TARMED to TARDOC in Swiss outpatients — what’s changing?
- 11 nov. 2025
- 3 min de lecture

TARDOC, coming into effect January 2026, replaces TARMED specifically for outpatient services. Switzerland has different tariff systems depending on the treatment setting: outpatient means patients don’t stay overnight in hospital, while inpatient means at least one night or a stay over 24 hours. The new system It’s designed to be simpler, more adaptable, and better reflect actual medical work and new technologies. It introduces flat-rate tariffs based on detailed, updated cost and service data, covering around 2,630 individual codes of specialties and procedure types.
What does it mean for patients? TARDOC aims to improve outpatient care in Switzerland by better valuing long, complex consultations—especially for chronic conditions—and supporting new tech like teleconsultations. This means more personalized, thorough care and easier access to modern treatments.
Good news: TARDOC is designed to be cost-neutral for mandatory health insurance, so it shouldn’t make premiums go up. The outpatient flat-rate system covers all services performed on a given day of surgery in a single lump sum. This includes all treatments that take place on the same day. Initial consultations and follow-up treatments on other days continue to be billed according to the individual service tariff.
What changes for insurance companies? TARDOC means a fairer, more predictable reimbursement system. They can better manage their financial risks because tariffs now match the real effort and tech involved. It also reduces big differences between specialties that used to cause unexpected cost jumps, which helps keep premiums stable.
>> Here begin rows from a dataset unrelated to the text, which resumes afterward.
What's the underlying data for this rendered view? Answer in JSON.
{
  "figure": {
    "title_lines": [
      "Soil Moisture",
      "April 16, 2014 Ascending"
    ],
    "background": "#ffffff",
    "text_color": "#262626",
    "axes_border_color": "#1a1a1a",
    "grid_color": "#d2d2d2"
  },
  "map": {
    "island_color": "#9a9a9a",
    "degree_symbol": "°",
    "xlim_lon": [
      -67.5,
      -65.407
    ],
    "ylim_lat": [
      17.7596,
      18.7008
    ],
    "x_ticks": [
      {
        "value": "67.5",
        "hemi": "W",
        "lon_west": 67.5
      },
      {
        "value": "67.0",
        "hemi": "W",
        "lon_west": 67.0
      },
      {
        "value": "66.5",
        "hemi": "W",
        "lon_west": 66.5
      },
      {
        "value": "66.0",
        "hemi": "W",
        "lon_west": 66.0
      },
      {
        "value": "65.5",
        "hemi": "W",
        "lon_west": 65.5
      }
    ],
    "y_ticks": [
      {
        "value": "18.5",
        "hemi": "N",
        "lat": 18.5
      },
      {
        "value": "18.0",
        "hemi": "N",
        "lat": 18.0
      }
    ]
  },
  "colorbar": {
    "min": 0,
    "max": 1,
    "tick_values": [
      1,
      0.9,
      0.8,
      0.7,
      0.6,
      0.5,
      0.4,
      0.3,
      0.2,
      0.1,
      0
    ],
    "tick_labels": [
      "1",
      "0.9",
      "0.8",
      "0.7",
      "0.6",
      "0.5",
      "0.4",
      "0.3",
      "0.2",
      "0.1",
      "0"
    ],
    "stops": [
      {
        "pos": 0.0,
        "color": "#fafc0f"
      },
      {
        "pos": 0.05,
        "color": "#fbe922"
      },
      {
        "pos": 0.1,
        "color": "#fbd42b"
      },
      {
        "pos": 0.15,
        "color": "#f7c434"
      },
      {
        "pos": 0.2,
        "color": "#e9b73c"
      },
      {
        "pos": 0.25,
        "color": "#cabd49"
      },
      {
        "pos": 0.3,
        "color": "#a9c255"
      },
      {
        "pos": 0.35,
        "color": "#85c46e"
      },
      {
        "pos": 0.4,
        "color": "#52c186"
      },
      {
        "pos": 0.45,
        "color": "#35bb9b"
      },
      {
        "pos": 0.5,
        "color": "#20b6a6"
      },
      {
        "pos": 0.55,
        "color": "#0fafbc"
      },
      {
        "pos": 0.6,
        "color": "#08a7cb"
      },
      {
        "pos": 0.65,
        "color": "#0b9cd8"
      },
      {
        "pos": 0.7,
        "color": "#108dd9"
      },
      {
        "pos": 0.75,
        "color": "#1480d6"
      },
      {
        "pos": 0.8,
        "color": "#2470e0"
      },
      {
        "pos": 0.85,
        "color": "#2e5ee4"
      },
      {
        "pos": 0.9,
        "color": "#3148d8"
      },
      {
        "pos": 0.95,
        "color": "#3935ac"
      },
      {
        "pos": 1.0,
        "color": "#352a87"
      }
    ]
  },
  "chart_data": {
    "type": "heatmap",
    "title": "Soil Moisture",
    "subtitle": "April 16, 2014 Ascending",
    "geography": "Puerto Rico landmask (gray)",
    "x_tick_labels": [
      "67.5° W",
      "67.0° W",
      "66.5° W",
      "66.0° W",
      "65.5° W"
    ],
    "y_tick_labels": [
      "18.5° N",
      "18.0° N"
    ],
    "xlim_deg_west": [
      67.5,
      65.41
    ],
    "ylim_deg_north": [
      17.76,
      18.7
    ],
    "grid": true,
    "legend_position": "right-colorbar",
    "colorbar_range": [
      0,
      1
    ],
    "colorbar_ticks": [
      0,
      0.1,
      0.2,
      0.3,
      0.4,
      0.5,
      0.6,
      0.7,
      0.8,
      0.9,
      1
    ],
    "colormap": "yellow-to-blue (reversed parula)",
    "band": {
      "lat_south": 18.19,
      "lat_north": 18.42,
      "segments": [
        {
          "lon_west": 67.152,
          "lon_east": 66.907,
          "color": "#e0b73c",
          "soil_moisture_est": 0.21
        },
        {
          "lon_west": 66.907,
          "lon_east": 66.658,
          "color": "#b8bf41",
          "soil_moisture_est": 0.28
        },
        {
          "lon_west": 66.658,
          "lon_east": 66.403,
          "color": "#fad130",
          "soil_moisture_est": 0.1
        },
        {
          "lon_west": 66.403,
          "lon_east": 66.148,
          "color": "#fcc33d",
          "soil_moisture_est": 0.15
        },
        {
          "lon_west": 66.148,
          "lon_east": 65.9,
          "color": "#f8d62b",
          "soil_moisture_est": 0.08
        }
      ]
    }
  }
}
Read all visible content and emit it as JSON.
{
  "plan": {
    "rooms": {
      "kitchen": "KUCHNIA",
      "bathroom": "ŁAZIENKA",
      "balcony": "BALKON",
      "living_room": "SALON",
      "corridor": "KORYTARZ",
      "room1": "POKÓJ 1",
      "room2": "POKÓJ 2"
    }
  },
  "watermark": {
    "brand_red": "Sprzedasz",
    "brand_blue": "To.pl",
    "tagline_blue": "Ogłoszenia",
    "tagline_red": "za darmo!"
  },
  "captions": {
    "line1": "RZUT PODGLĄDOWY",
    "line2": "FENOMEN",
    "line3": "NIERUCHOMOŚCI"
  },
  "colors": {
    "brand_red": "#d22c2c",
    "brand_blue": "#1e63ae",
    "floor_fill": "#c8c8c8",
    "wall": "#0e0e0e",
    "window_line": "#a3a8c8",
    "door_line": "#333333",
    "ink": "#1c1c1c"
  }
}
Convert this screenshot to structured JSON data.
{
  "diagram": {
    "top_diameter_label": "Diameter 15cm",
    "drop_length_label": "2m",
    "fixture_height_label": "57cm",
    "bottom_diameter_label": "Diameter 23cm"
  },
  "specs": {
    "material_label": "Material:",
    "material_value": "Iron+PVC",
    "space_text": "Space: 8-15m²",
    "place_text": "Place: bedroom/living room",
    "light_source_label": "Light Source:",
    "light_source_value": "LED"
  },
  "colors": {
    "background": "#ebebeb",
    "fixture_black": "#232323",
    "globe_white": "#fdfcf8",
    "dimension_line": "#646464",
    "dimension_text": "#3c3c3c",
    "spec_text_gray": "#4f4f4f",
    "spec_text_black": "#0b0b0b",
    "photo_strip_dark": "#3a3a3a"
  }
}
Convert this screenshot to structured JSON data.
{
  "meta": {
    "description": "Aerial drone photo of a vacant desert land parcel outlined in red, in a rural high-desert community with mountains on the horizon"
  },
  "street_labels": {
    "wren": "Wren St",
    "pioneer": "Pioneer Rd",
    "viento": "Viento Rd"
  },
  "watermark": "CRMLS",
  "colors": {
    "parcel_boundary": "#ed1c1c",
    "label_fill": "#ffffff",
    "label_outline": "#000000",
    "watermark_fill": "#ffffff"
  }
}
What does it mean for hospital clinics? TARDOC brings changes: some specialities might see their revenues drop, while others—especially those offering complex or time-consuming services—could get paid better. This will shift profitability between departments.
Under the old TARMED system, some expensive exams like MRI, CT scans, or treatments such as breast cancer radiotherapy weren’t reimbursed at rates covering the true costs of the technology and personnel. With TARDOC, these tariffs have been updated to more realistically reflect actual expenses, which should mean fairer compensation for these costly services. Clinics need to get ready by upgrading their billing and management software, training their staff, and running financial simulations to understand how the new tariffs will affect their income.
What about Pharmacies? Up until now, Swiss pharmacies got paid mainly for dispensing prescription meds under older agreements like LOA IV/1. But that system didn’t really keep up with how pharmacy work has changed or the extra services they now offer.
Starting January 1, 2026, LOA V and the new TARDOC tariff system will shake things up. Payments will better match the actual workload and quality of services. That means new stuff like machine blistering or mail-order pharmacies will finally be included. This change is good news: it makes pharmacy payments fairer and more aligned with real pharmaceutical care. It also helps keep healthcare costs under control for insurers and patients.
From a health economics angle, there’s a big push for tariffs to be updated dynamically, based on solid evidence that includes cost-effectiveness and value-based pricing. Faster approval and tariff inclusion of innovative digital health tools and medical devices can drive better health outcomes, save resources, and encourage innovation.
Reforming how health economic evidence is tied into TARDOC’s pricing and reimbursement is key to getting new technologies recognized and rewarded on time.
OTMA SA welcomes the Federal Council's decision to approve the additions to the global tariff system, consisting of TARDOC and outpatient packages, which will come into force on January 1, 2026. TARDOC was developed by the FMH in collaboration with curafutura and the UVG Medical Tariff Commission (MTK) and a first version was submitted to the Federal Council for approval in 2019.